Dia mengatakan, setelah pihaknya melakukan kunjungan kerja ke lapangan terkait program dan kegiatan dari mitra Komisi B, ada beberapa program kegiatan yang diusulkan atau yang diprogramkan oleh OPD, diantaranya Dinas PU PR, Dinas Perhubungan, Dinas Perumahan sehingga melalui kunjungan kerja itu, pihaknya melakukan dialog dan diskusi langsung dengan masyarakat.
“Masyarakat juga memberikan apresiasi kepada pemerintah daerah melalui kepada OPD sesuai program kegiatan yang diakomodir dalam APBD, berdasarkan Musrenbang dari tingkat RT/RW, kampung, distrik dan kabupaten,”ujarnya.

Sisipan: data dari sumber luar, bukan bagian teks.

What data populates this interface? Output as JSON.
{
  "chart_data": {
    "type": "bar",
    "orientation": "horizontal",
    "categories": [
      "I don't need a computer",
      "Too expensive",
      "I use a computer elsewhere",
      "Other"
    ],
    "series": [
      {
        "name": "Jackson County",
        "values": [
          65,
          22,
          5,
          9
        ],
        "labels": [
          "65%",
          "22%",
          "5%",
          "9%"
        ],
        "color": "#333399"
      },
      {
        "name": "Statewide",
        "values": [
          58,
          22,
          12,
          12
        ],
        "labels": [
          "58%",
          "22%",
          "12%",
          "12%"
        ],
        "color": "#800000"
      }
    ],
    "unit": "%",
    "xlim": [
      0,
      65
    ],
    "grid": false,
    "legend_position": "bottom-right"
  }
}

Di satu sisi, masyarakat juga menyoroti usulan mereka dalam Musrenbang yang tidak semuanya diakomodir melalui APBD Kabupaten Jayapura.
“Setiap program yang mereka ajukan kepada pemerintah daerah, ternyata tidak semua diakomodir,” ujarnya.
Bahkan yang lebih mengecewakan lagi, masyarakat mengaku, ada juga usulan program yang sudah disampaikan sejak Tahun 2012 lalu. Secara umum kebutuhan yang paling urgen disampaikan oleh masyarakat terkait kebutuhan jalan yang layak untuk transportasi. Karena memang akses perekonomian dari kampung ke kota dan kota ke kampung itu akan berjalan baik jika kondisi jalannya diperhatikan atau diperbaiki oleh pemerintah.
“Yang kedua kebutuhan air bersih, karena air bersih ini boleh dikatakan sumber kebutuhan utama dari masyarakat. Kalau di kota, kita masih bisa beli bor dan lain-lain, tapi kalau di kampung tidak bisa,”imbuhnya. (roy/tho)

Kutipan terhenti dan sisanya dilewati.